Fast forward to today. I was in great spirits all day long having accomplished a major feat with my blog! I got 20 great and fantastic review EXCEPT for 2 of them. And I regret now for sending them the link to my blog site. The first one really pissed me the fuck off telling me that "Beth Moore never elaborates on who her abuser was or the specifics of the abuse because the enemy receives glory by the hashing out of ugly details. He drives that wedge into families and relationships."
This is the kind of christian crap that I have come to absolutely hate. Why? Because I am being told that I should not be specific about my abuse, not talk about it in public but should talk about it with only my counselor. I really have come to hate fucking people that hide behind the veil of God by telling an abuse survivor to not speak out against the abuser in public. Instead, they are supposed to keep everything quiet. PURE BULLSHIT.
People need to fucking get a clue card in regards to dispensing advice to abuse survivors. Problem is, many of them don't. They don't understand that when an abuse survivor gets told the crap that I was told today about keeping the details quiet is IN FACT, ALLOWING THE ABUSE TO GO ON, ALLOWING THE ABUSER TO NEVER BE HELD ACCOUNTABLE, AND IS PUTTING THE SURVIVOR THROUGH TRAUMA ALL OVER AGAIN.
I have a Christian Trauma Counselor that works for a non-profit secular organization. She HAS NOT told me that I could never exercise my voice. She told me that I could and to do so in the manner I so choose in order to help me heal. And I am doing just that.
At first I was speaking out on Face book, but that was giving me too much stress because I still couldn't talk freely. Anytime I said my father did this or my mother did that, everyone that knows me knew who I was talking about. It caused me too much stress. So under the advice of my husband, I created this blog. And I tell you what - it's like the weight of the world has come off my shoulders.
But I digress.
The second person that I sent my website address to, I was expecting to hear good things about my site on how I built this damn thing without anyone helping me. I sat at the computer last Saturday for 10 hours getting everything just right before I started loading content from the beginning of my healing journey into it. Instead of "Congratulations! Nice job! Site was put together well!", I got "You need to start talking more about your accomplishments than repeating yourself on what hasn't been done."
You FUCKING BITCH. THIS...IS...MY... HEALING JOURNEY. NOT FUCKING YOURS. YOU DON'T KNOW A DAMN THING ABOUT ME OR WHERE I COME FROM. I expected a sensible adult to make comments about my site. Instead all I got was what I NEEDED TO DO in her eyes. You know what? FUCK YOU. I gave people like you 40 years of my life in order to make all of you happy.
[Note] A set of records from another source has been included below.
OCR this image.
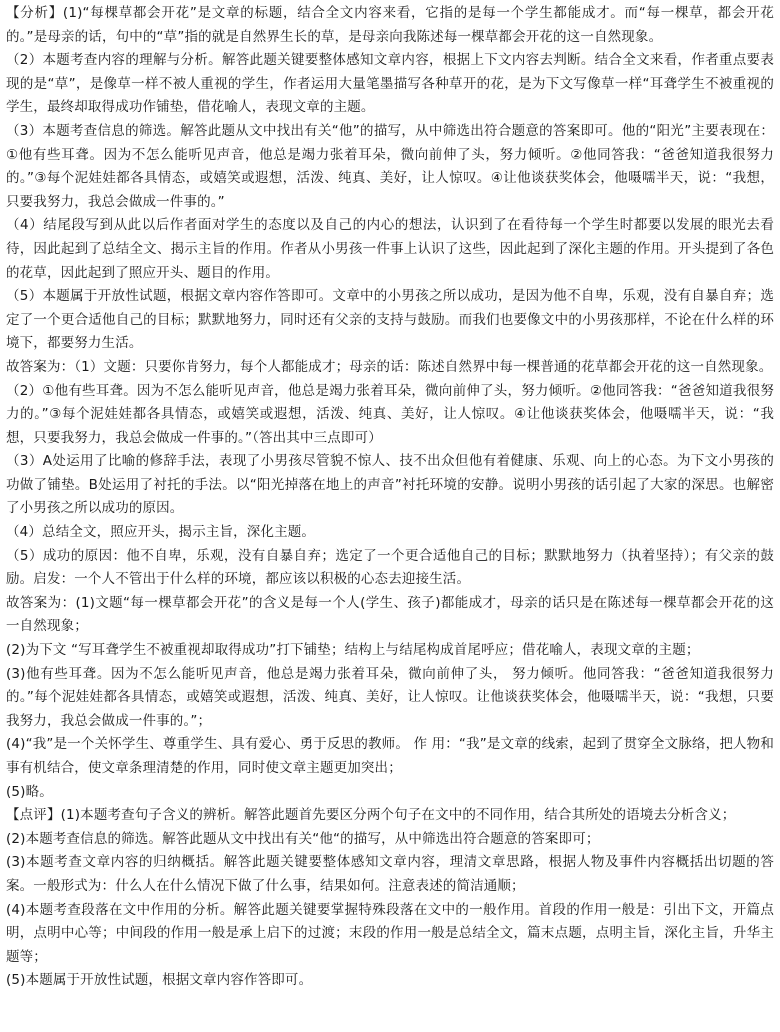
【分析】(1)“每棵草都会开花”是文章的标题，结合全文内容来看，它指的是每一个学生都能成才。而“每一棵草，都会开花的。”是母亲的话，句中的“草”指的就是自然界生长的草，是母亲向我陈述每一棵草都会开花的这一自然现象。

（2）本题考查内容的理解与分析。解答此题关键要整体感知文章内容，根据上下文内容去判断。结合全文来看，作者重点要表现的是“草”，是像草一样不被人重视的学生，作者运用大量笔墨描写各种草开的花，是为下文写像草一样“耳聋学生不被重视的学生，最终却取得成功作铺垫，借花喻人，表现文章的主题。

（3）本题考查信息的筛选。解答此题从文中找出有关“他”的描写，从中筛选出符合题意的答案即可。他的“阳光”主要表现在：①他有些耳聋。因为不怎么能听见声音，他总是竭力张着耳朵，微向前伸了头，努力倾听。②他同答我：“爸爸知道我很努力的。”③每个泥娃娃都各具情态，或嬉笑或遐想，活泼、纯真、美好，让人惊叹。④让他谈获奖体会，他嗫嚅半天，说：“我想，只要我努力，我总会做成一件事的。”

（4）结尾段写到从此以后作者面对学生的态度以及自己的内心的想法，认识到了在看待每一个学生时都要以发展的眼光去看待，因此起到了总结全文、揭示主旨的作用。作者从小男孩一件事上认识了这些，因此起到了深化主题的作用。开头提到了各色的花草，因此起到了照应开头、题目的作用。

（5）本题属于开放性试题，根据文章内容作答即可。文章中的小男孩之所以成功，是因为他不自卑，乐观，没有自暴自弃；选定了一个更合适他自己的目标；默默地努力，同时还有父亲的支持与鼓励。而我们也要像文中的小男孩那样，不论在什么样的环境下，都要努力生活。

故答案为：（1）文题：只要你肯努力，每个人都能成才；母亲的话：陈述自然界中每一棵普通的花草都会开花的这一自然现象。

（2）①他有些耳聋。因为不怎么能听见声音，他总是竭力张着耳朵，微向前伸了头，努力倾听。②他同答我：“爸爸知道我很努力的。”③每个泥娃娃都各具情态，或嬉笑或遐想，活泼、纯真、美好，让人惊叹。④让他谈获奖体会，他嗫嚅半天，说：“我想，只要我努力，我总会做成一件事的。”（答出其中三点即可）

（3）A处运用了比喻的修辞手法，表现了小男孩尽管貌不惊人、技不出众但他有着健康、乐观、向上的心态。为下文小男孩的功做了铺垫。B处运用了衬托的手法。以“阳光掉落在地上的声音”衬托环境的安静。说明小男孩的话引起了大家的深思。也解密了小男孩之所以成功的原因。

（4）总结全文，照应开头，揭示主旨，深化主题。

（5）成功的原因：他不自卑，乐观，没有自暴自弃；选定了一个更合适他自己的目标；默默地努力（执着坚持）；有父亲的鼓励。启发：一个人不管出于什么样的环境，都应该以积极的心态去迎接生活。

故答案为：(1)文题“每一棵草都会开花”的含义是每一个人(学生、孩子)都能成才，母亲的话只是在陈述每一棵草都会开花的这一自然现象；

(2)为下文 “写耳聋学生不被重视却取得成功”打下铺垫；结构上与结尾构成首尾呼应；借花喻人，表现文章的主题；

(3)他有些耳聋。因为不怎么能听见声音，他总是竭力张着耳朵，微向前伸了头， 努力倾听。他同答我：“爸爸知道我很努力的。”每个泥娃娃都各具情态，或嬉笑或遐想，活泼、纯真、美好，让人惊叹。让他谈获奖体会，他嗫嚅半天，说：“我想，只要我努力，我总会做成一件事的。”；

(4)“我”是一个关怀学生、尊重学生、具有爱心、勇于反思的教师。 作 用：“我”是文章的线索，起到了贯穿全文脉络，把人物和事有机结合，使文章条理清楚的作用，同时使文章主题更加突出；

(5)略。

【点评】(1)本题考查句子含义的辨析。解答此题首先要区分两个句子在文中的不同作用，结合其所处的语境去分析含义；

(2)本题考查信息的筛选。解答此题从文中找出有关“他“的描写，从中筛选出符合题意的答案即可；

(3)本题考查文章内容的归纳概括。解答此题关键要整体感知文章内容，理清文章思路，根据人物及事件内容概括出切题的答案。一般形式为：什么人在什么情况下做了什么事，结果如何。注意表述的简洁通顺；

(4)本题考查段落在文中作用的分析。解答此题关键要掌握特殊段落在文中的一般作用。首段的作用一般是：引出下文，开篇点明，点明中心等；中间段的作用一般是承上启下的过渡；末段的作用一般是总结全文，篇末点题，点明主旨，深化主旨，升华主题等；

(5)本题属于开放性试题，根据文章内容作答即可。
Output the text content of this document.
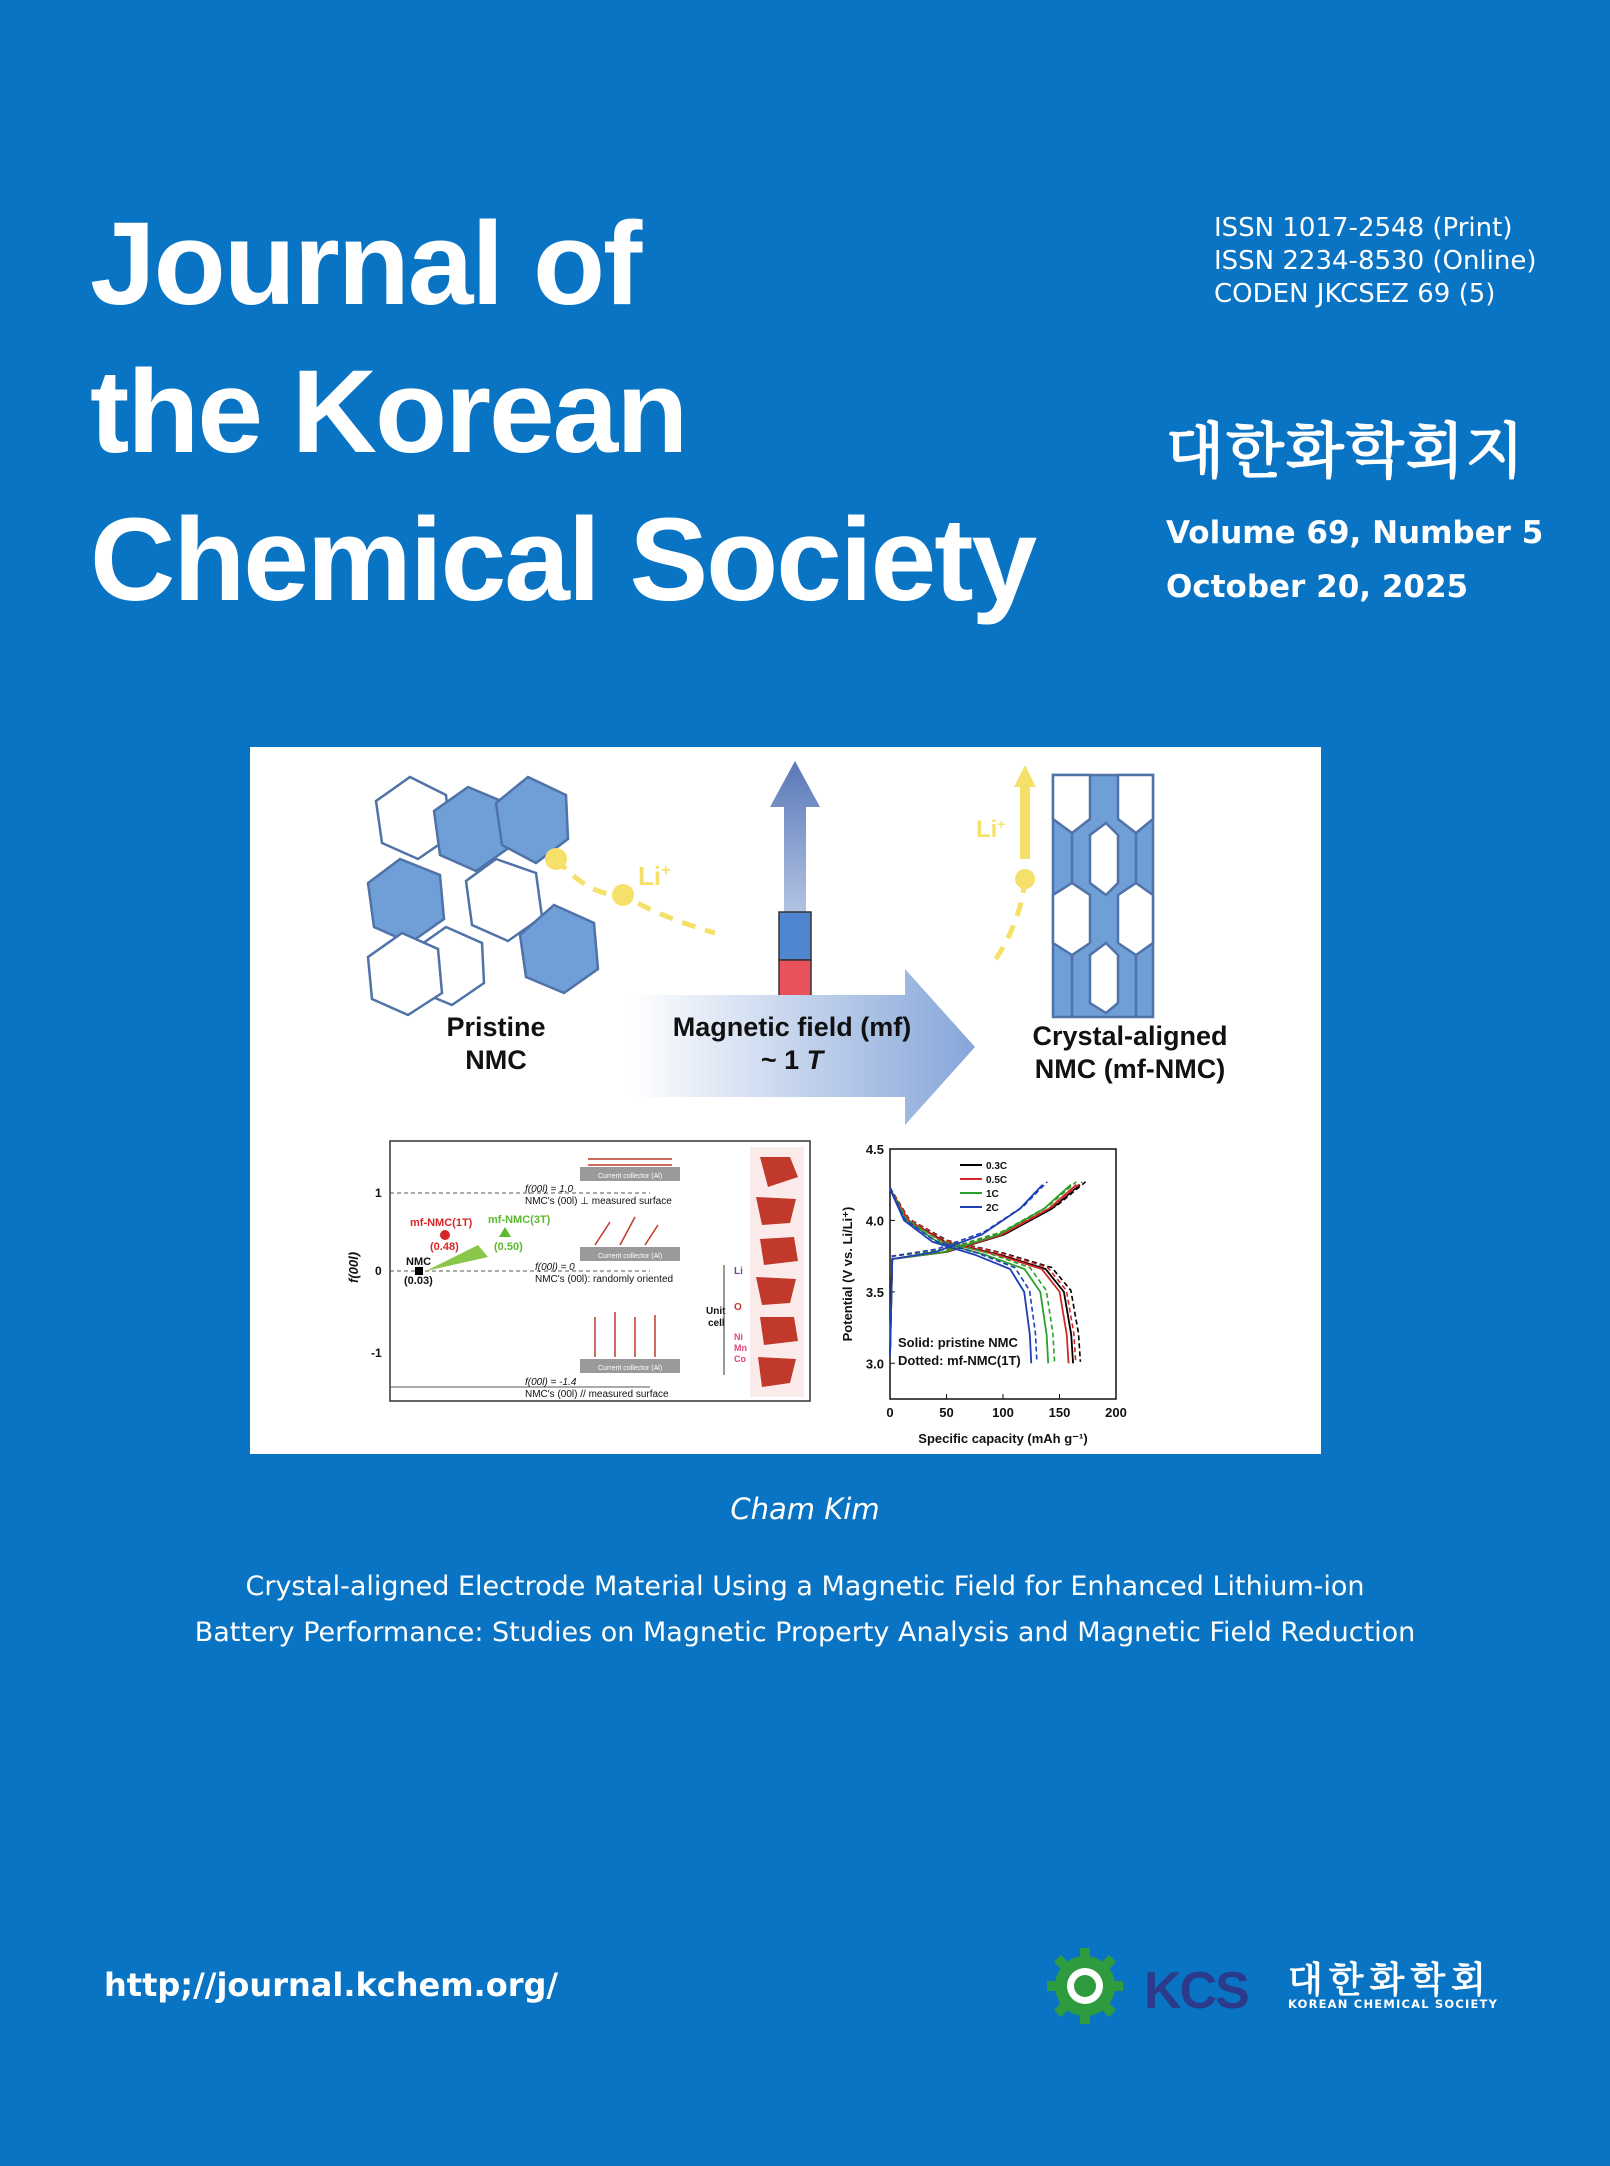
Journal of
the Korean
Chemical Society
ISSN 1017-2548 (Print)
ISSN 2234-8530 (Online)
CODEN JKCSEZ 69 (5)
대한화학회지
Volume 69, Number 5
October 20, 2025
Li+
Li+
Pristine
NMC
Magnetic field (mf)
~ 1 T
Crystal-aligned
NMC (mf-NMC)
f(00l)
1
0
-1
Current collector (Al)
Current collector (Al)
Current collector (Al)
f(00l) = 1.0
NMC's (00l) ⊥ measured surface
f(00l) = 0
NMC's (00l): randomly oriented
f(00l) = -1.4
NMC's (00l) // measured surface
mf-NMC(1T)
(0.48)
mf-NMC(3T)
(0.50)
NMC
(0.03)
Li
O
Ni
Mn
Co
Unit
cell
0	50	100	150	200
3.0
3.5
4.0
4.5
Specific capacity (mAh g⁻¹)
Potential (V vs. Li/Li⁺)
0.3C
0.5C
1C
2C
Solid: pristine NMC
Dotted: mf-NMC(1T)
Cham Kim
Crystal-aligned Electrode Material Using a Magnetic Field for Enhanced Lithium-ion
Battery Performance: Studies on Magnetic Property Analysis and Magnetic Field Reduction
http;//journal.kchem.org/	KCS 대한화학회
KOREAN CHEMICAL SOCIETY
NO MORE.
So am I pissed off? YOU BET. I am pissed off beyond belief. These people are shallow, dispense advice without information about me to back them up and then I guess they feel justified in telling me the "truth" according to them. Well, no more. This is MY LIFE, MY HEALING JOURNEY. NOT THEIRS.
So I have to learn. I have to learn that there are mean, inconsiderate, people out there that don't have a clue as to how to deal with an abuse survivor. I have to learn to not allow these people's comments to affect me like it did today. But I have to try. It's not something that's going to get fixed over night. It's going to take some time. And how ever long it takes? IS HOW EVER LONG IT TAKES.